A state House committee on Wednesday voted unanimously to advance a bill creating an “achievement school district” that is intended to boost North Carolina’s lowest performing schools.

The bill, sponsored by Rep. Rob Bryan, R-Mecklenburg, proposes a special Achievement School District that would take over operations of as many as five schools from the state’s bottom 5 percent and allow nongovernmental operators — such as charter school management organizations — to run them instead.

The bill also includes a proposal to establish “Innovation Zones,” which would allow administrators of struggling schools more flexibility to manage programs, staffing, funding, and calendar, even though those schools would remain under district control.

“My goal and my passion for this is making sure that we don’t have another three, five, 10 years of kids sitting, watching another generation of kids not get the education they need to be successful when they get out of K-12 in North Carolina,” Bryan said before committee members.

Bryan’s bill now moves to the House Committee on K-12 Education, where it will face a complex and “micromanaged” discussion, said Rep. Craig Horn, R-Union. If the bill passes during the short legislative session, which opens April 25, the ASD process is unlikely to be in place until the 2018-19 school year, Bryan said.

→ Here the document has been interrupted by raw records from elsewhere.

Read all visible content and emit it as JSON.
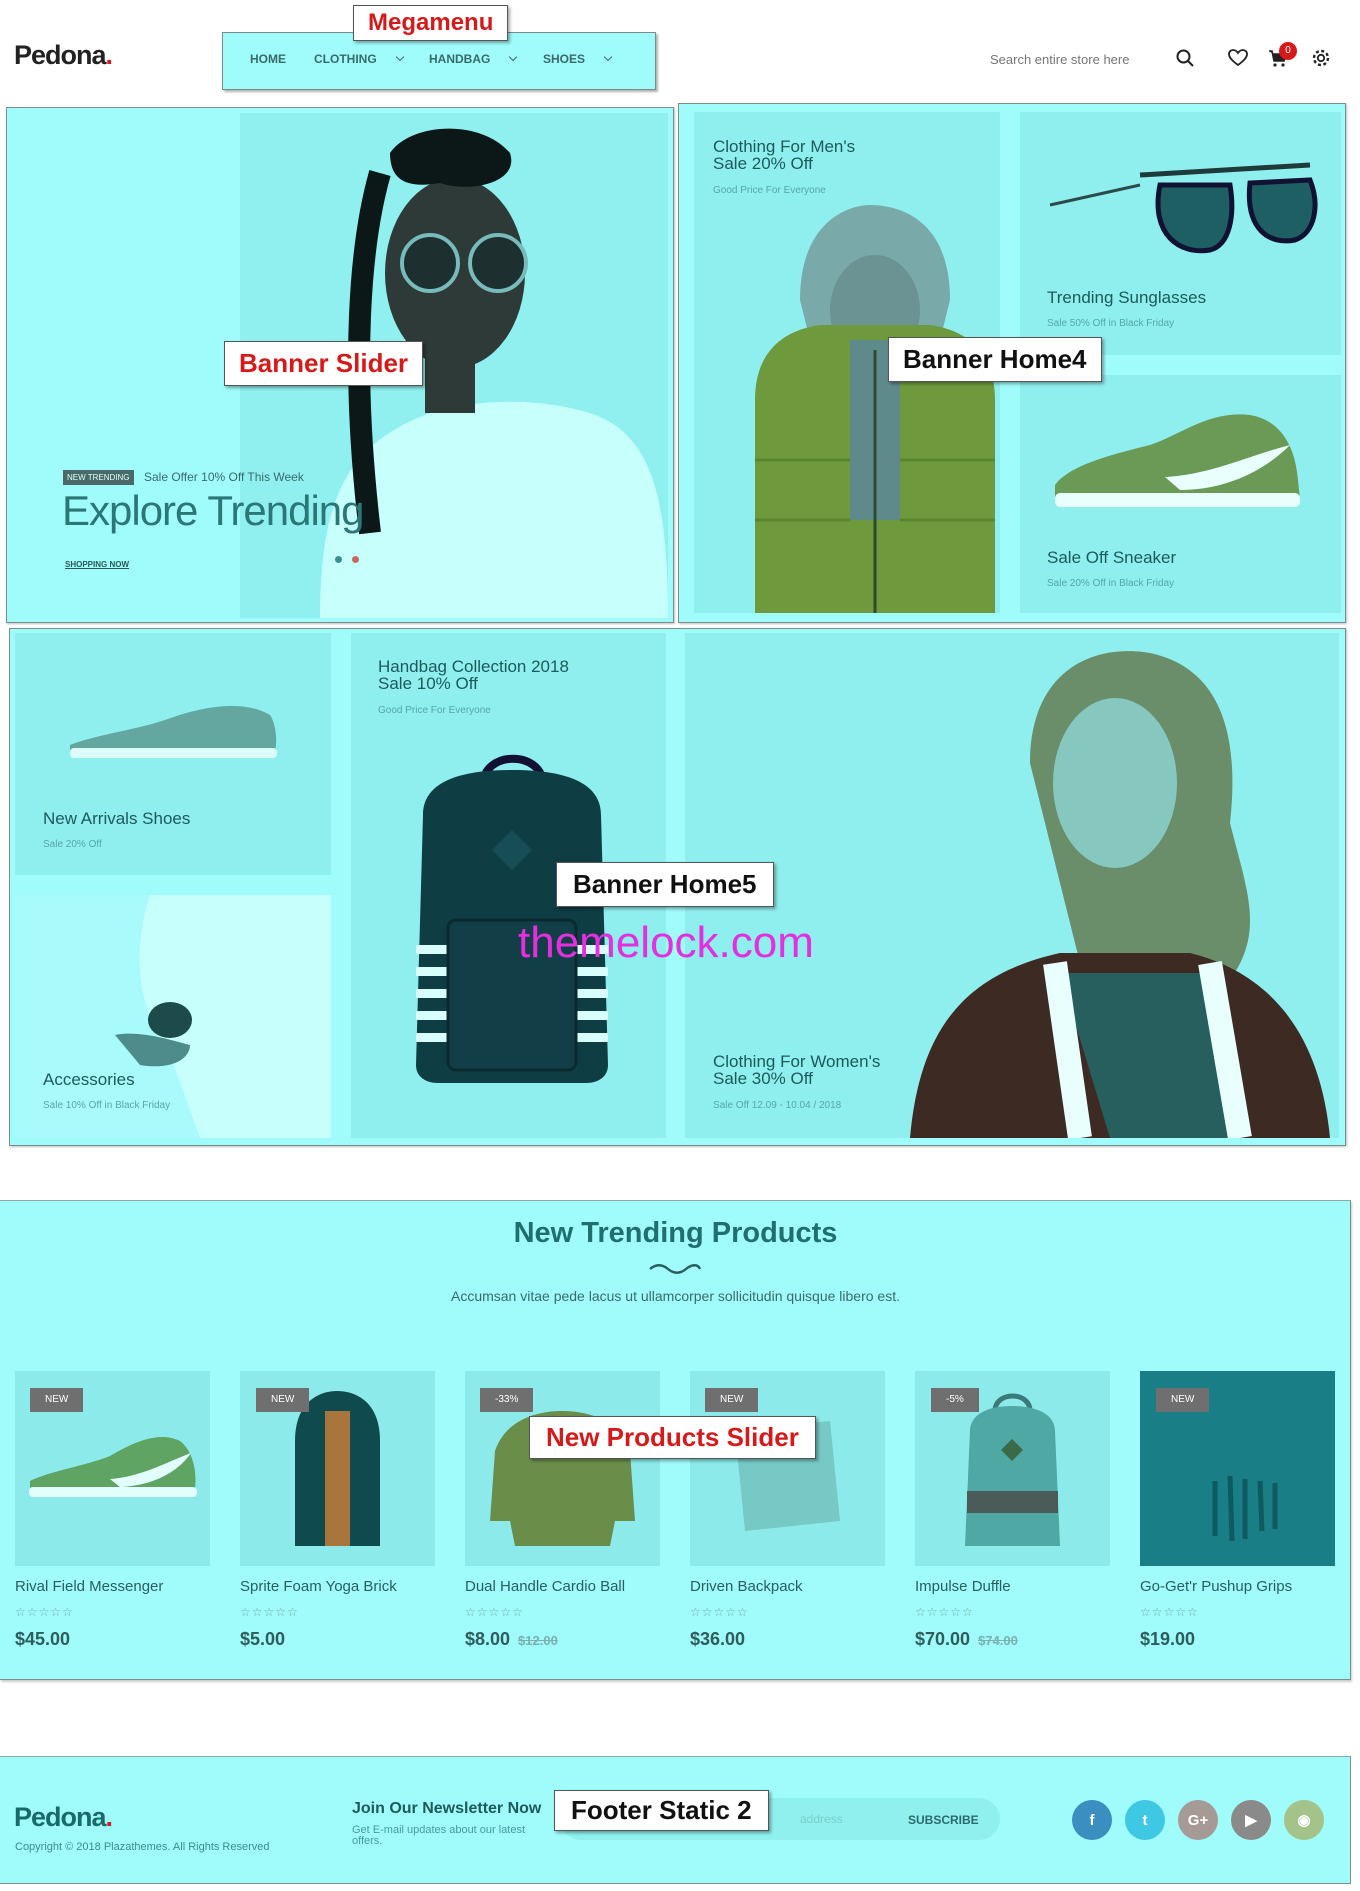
{
  "header": {
    "logo": "Pedona",
    "logo_dot": ".",
    "nav": [
      {
        "label": "HOME"
      },
      {
        "label": "CLOTHING"
      },
      {
        "label": "HANDBAG"
      },
      {
        "label": "SHOES"
      }
    ],
    "search_placeholder": "Search entire store here",
    "cart_count": "0"
  },
  "callouts": {
    "megamenu": "Megamenu",
    "banner_slider": "Banner Slider",
    "banner_home4": "Banner Home4",
    "banner_home5": "Banner Home5",
    "new_products_slider": "New Products Slider",
    "footer_static": "Footer Static 2"
  },
  "slider": {
    "badge": "NEW TRENDING",
    "offer": "Sale Offer 10% Off This Week",
    "headline": "Explore Trending",
    "cta": "SHOPPING NOW"
  },
  "home4": {
    "men": {
      "title1": "Clothing For Men's",
      "title2": "Sale 20% Off",
      "sub": "Good Price For Everyone"
    },
    "sunglasses": {
      "title": "Trending Sunglasses",
      "sub": "Sale 50% Off in Black Friday"
    },
    "sneaker": {
      "title": "Sale Off Sneaker",
      "sub": "Sale 20% Off in Black Friday"
    }
  },
  "home5": {
    "shoes": {
      "title": "New Arrivals Shoes",
      "sub": "Sale 20% Off"
    },
    "accessories": {
      "title": "Accessories",
      "sub": "Sale 10% Off in Black Friday"
    },
    "handbag": {
      "title1": "Handbag Collection 2018",
      "title2": "Sale 10% Off",
      "sub": "Good Price For Everyone"
    },
    "women": {
      "title1": "Clothing For Women's",
      "title2": "Sale 30% Off",
      "sub": "Sale Off 12.09 - 10.04 / 2018"
    }
  },
  "watermark": "themelock.com",
  "trending": {
    "title": "New Trending Products",
    "subtitle": "Accumsan vitae pede lacus ut ullamcorper sollicitudin quisque libero est.",
    "products": [
      {
        "badge": "NEW",
        "name": "Rival Field Messenger",
        "price": "$45.00",
        "old_price": ""
      },
      {
        "badge": "NEW",
        "name": "Sprite Foam Yoga Brick",
        "price": "$5.00",
        "old_price": ""
      },
      {
        "badge": "-33%",
        "name": "Dual Handle Cardio Ball",
        "price": "$8.00",
        "old_price": "$12.00"
      },
      {
        "badge": "NEW",
        "name": "Driven Backpack",
        "price": "$36.00",
        "old_price": ""
      },
      {
        "badge": "-5%",
        "name": "Impulse Duffle",
        "price": "$70.00",
        "old_price": "$74.00"
      },
      {
        "badge": "NEW",
        "name": "Go-Get'r Pushup Grips",
        "price": "$19.00",
        "old_price": ""
      }
    ]
  },
  "footer": {
    "logo": "Pedona",
    "logo_dot": ".",
    "copyright": "Copyright © 2018 Plazathemes. All Rights Reserved",
    "newsletter_title": "Join Our Newsletter Now",
    "newsletter_desc": "Get E-mail updates about our latest",
    "newsletter_desc2": "offers.",
    "email_placeholder": "address",
    "subscribe": "SUBSCRIBE",
    "social": [
      {
        "icon": "facebook-icon",
        "glyph": "f",
        "color": "#3b8fc0"
      },
      {
        "icon": "twitter-icon",
        "glyph": "t",
        "color": "#3ec8e3"
      },
      {
        "icon": "google-plus-icon",
        "glyph": "G+",
        "color": "#a59a96"
      },
      {
        "icon": "youtube-icon",
        "glyph": "▶",
        "color": "#8a8a8a"
      },
      {
        "icon": "rss-icon",
        "glyph": "◉",
        "color": "#a3c38a"
      }
    ]
  }
}
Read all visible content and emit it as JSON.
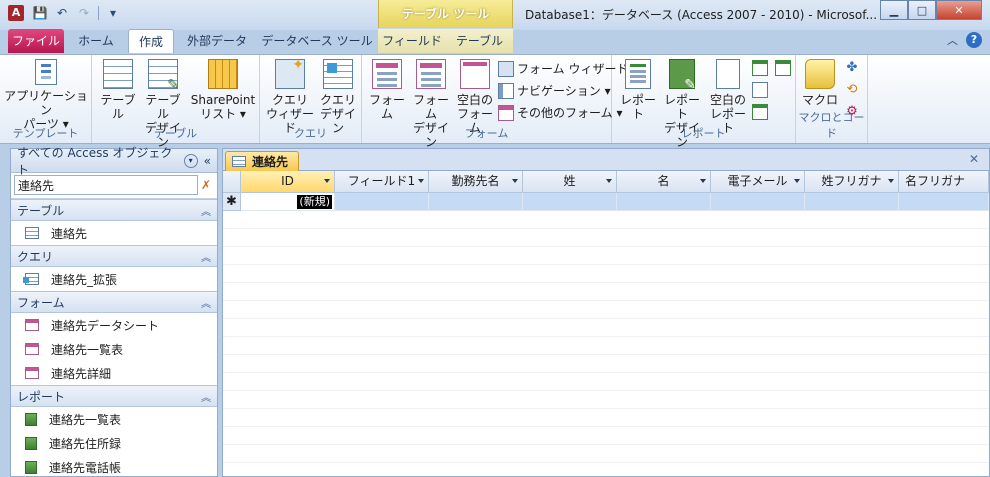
{
  "app": {
    "icon_letter": "A",
    "window_title": "Database1：データベース (Access 2007 - 2010) - Microsof...",
    "context_tab_header": "テーブル ツール"
  },
  "tabs": {
    "file": "ファイル",
    "home": "ホーム",
    "create": "作成",
    "external": "外部データ",
    "dbtools": "データベース ツール",
    "fields": "フィールド",
    "table": "テーブル"
  },
  "ribbon": {
    "templates": {
      "app_parts": "アプリケーション\nパーツ ▾",
      "label": "テンプレート"
    },
    "tables": {
      "table": "テーブル",
      "table_design": "テーブル\nデザイン",
      "sharepoint": "SharePoint\nリスト ▾",
      "label": "テーブル"
    },
    "queries": {
      "wizard": "クエリ\nウィザード",
      "design": "クエリ\nデザイン",
      "label": "クエリ"
    },
    "forms": {
      "form": "フォーム",
      "form_design": "フォーム\nデザイン",
      "blank_form": "空白の\nフォーム",
      "form_wizard": "フォーム ウィザード",
      "navigation": "ナビゲーション ▾",
      "more_forms": "その他のフォーム ▾",
      "label": "フォーム"
    },
    "reports": {
      "report": "レポート",
      "report_design": "レポート\nデザイン",
      "blank_report": "空白の\nレポート",
      "label": "レポート"
    },
    "macros": {
      "macro": "マクロ",
      "label": "マクロとコード"
    }
  },
  "nav": {
    "title": "すべての Access オブジェクト",
    "search_value": "連絡先",
    "groups": [
      {
        "label": "テーブル",
        "items": [
          "連絡先"
        ]
      },
      {
        "label": "クエリ",
        "items": [
          "連絡先_拡張"
        ]
      },
      {
        "label": "フォーム",
        "items": [
          "連絡先データシート",
          "連絡先一覧表",
          "連絡先詳細"
        ]
      },
      {
        "label": "レポート",
        "items": [
          "連絡先一覧表",
          "連絡先住所録",
          "連絡先電話帳"
        ]
      }
    ]
  },
  "document": {
    "tab_title": "連絡先",
    "columns": [
      "ID",
      "フィールド1",
      "勤務先名",
      "姓",
      "名",
      "電子メール",
      "姓フリガナ",
      "名フリガナ"
    ],
    "new_record_marker": "✱",
    "new_record_label": "(新規)"
  }
}
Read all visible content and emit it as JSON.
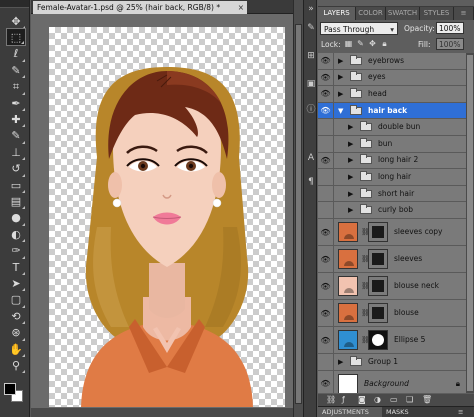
{
  "document": {
    "tab_title": "Female-Avatar-1.psd @ 25% (hair back, RGB/8) *",
    "close_glyph": "×"
  },
  "toolbar": {
    "tools": [
      {
        "icon": "move-icon",
        "glyph": "✥"
      },
      {
        "icon": "marquee-icon",
        "glyph": "⬚"
      },
      {
        "icon": "lasso-icon",
        "glyph": "ℓ"
      },
      {
        "icon": "quick-select-icon",
        "glyph": "✎"
      },
      {
        "icon": "crop-icon",
        "glyph": "⌗"
      },
      {
        "icon": "eyedropper-icon",
        "glyph": "✒"
      },
      {
        "icon": "healing-icon",
        "glyph": "✚"
      },
      {
        "icon": "brush-icon",
        "glyph": "✎"
      },
      {
        "icon": "stamp-icon",
        "glyph": "⊥"
      },
      {
        "icon": "history-brush-icon",
        "glyph": "↺"
      },
      {
        "icon": "eraser-icon",
        "glyph": "▭"
      },
      {
        "icon": "gradient-icon",
        "glyph": "▤"
      },
      {
        "icon": "blur-icon",
        "glyph": "●"
      },
      {
        "icon": "dodge-icon",
        "glyph": "◐"
      },
      {
        "icon": "pen-icon",
        "glyph": "✑"
      },
      {
        "icon": "type-icon",
        "glyph": "T"
      },
      {
        "icon": "path-select-icon",
        "glyph": "➤"
      },
      {
        "icon": "shape-icon",
        "glyph": "▢"
      },
      {
        "icon": "3d-rotate-icon",
        "glyph": "⟲"
      },
      {
        "icon": "3d-orbit-icon",
        "glyph": "⊛"
      },
      {
        "icon": "hand-icon",
        "glyph": "✋"
      },
      {
        "icon": "zoom-icon",
        "glyph": "⚲"
      }
    ],
    "selected_index": 1,
    "foreground_color": "#000000",
    "background_color": "#ffffff"
  },
  "panel": {
    "tabs": [
      "LAYERS",
      "COLOR",
      "SWATCH",
      "STYLES"
    ],
    "active_tab": "LAYERS",
    "blend_mode": "Pass Through",
    "opacity_label": "Opacity:",
    "opacity_value": "100%",
    "lock_label": "Lock:",
    "fill_label": "Fill:",
    "fill_value": "100%",
    "layers": [
      {
        "name": "eyebrows",
        "type": "group",
        "indent": 0,
        "visible": true,
        "selected": false
      },
      {
        "name": "eyes",
        "type": "group",
        "indent": 0,
        "visible": true,
        "selected": false
      },
      {
        "name": "head",
        "type": "group",
        "indent": 0,
        "visible": true,
        "selected": false
      },
      {
        "name": "hair back",
        "type": "group",
        "indent": 0,
        "visible": true,
        "selected": true,
        "expanded": true
      },
      {
        "name": "double bun",
        "type": "group",
        "indent": 1,
        "visible": false,
        "selected": false
      },
      {
        "name": "bun",
        "type": "group",
        "indent": 1,
        "visible": false,
        "selected": false
      },
      {
        "name": "long hair 2",
        "type": "group",
        "indent": 1,
        "visible": true,
        "selected": false
      },
      {
        "name": "long hair",
        "type": "group",
        "indent": 1,
        "visible": false,
        "selected": false
      },
      {
        "name": "short hair",
        "type": "group",
        "indent": 1,
        "visible": false,
        "selected": false
      },
      {
        "name": "curly bob",
        "type": "group",
        "indent": 1,
        "visible": false,
        "selected": false
      },
      {
        "name": "sleeves copy",
        "type": "shape",
        "color": "#d9703f",
        "visible": true,
        "selected": false
      },
      {
        "name": "sleeves",
        "type": "shape",
        "color": "#d9703f",
        "visible": true,
        "selected": false
      },
      {
        "name": "blouse neck",
        "type": "shape",
        "color": "#f2c3b0",
        "visible": true,
        "selected": false
      },
      {
        "name": "blouse",
        "type": "shape",
        "color": "#d9703f",
        "visible": true,
        "selected": false
      },
      {
        "name": "Ellipse 5",
        "type": "ellipse",
        "color": "#2f8fd2",
        "visible": true,
        "selected": false
      },
      {
        "name": "Group 1",
        "type": "group",
        "indent": 0,
        "visible": false,
        "selected": false
      },
      {
        "name": "Background",
        "type": "background",
        "color": "#ffffff",
        "visible": true,
        "selected": false,
        "locked": true
      }
    ],
    "bottom_tabs": [
      "ADJUSTMENTS",
      "MASKS"
    ]
  },
  "iconstrip": {
    "icons": [
      {
        "name": "dock-toggle-icon",
        "glyph": "»"
      },
      {
        "name": "notes-icon",
        "glyph": "✎"
      },
      {
        "name": "history-icon",
        "glyph": "⊞"
      },
      {
        "name": "navigator-icon",
        "glyph": "▣"
      },
      {
        "name": "info-icon",
        "glyph": "ⓘ"
      },
      {
        "name": "character-icon",
        "glyph": "A"
      },
      {
        "name": "paragraph-icon",
        "glyph": "¶"
      }
    ]
  }
}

“People in my community have a sense of urgency,” said Rep. Cecil Brockman, D-Guilford, in response to Bryan’s timeline. “[In my district] there are schools that have been failing for years. Those people can’t wait. Those parents can’t wait for us to fix the problem. And it’s not a Republican problem. It’s not a Democratic problem. It’s our problem. It affects us all. And it’s something that we need to handle with a sense of urgency.”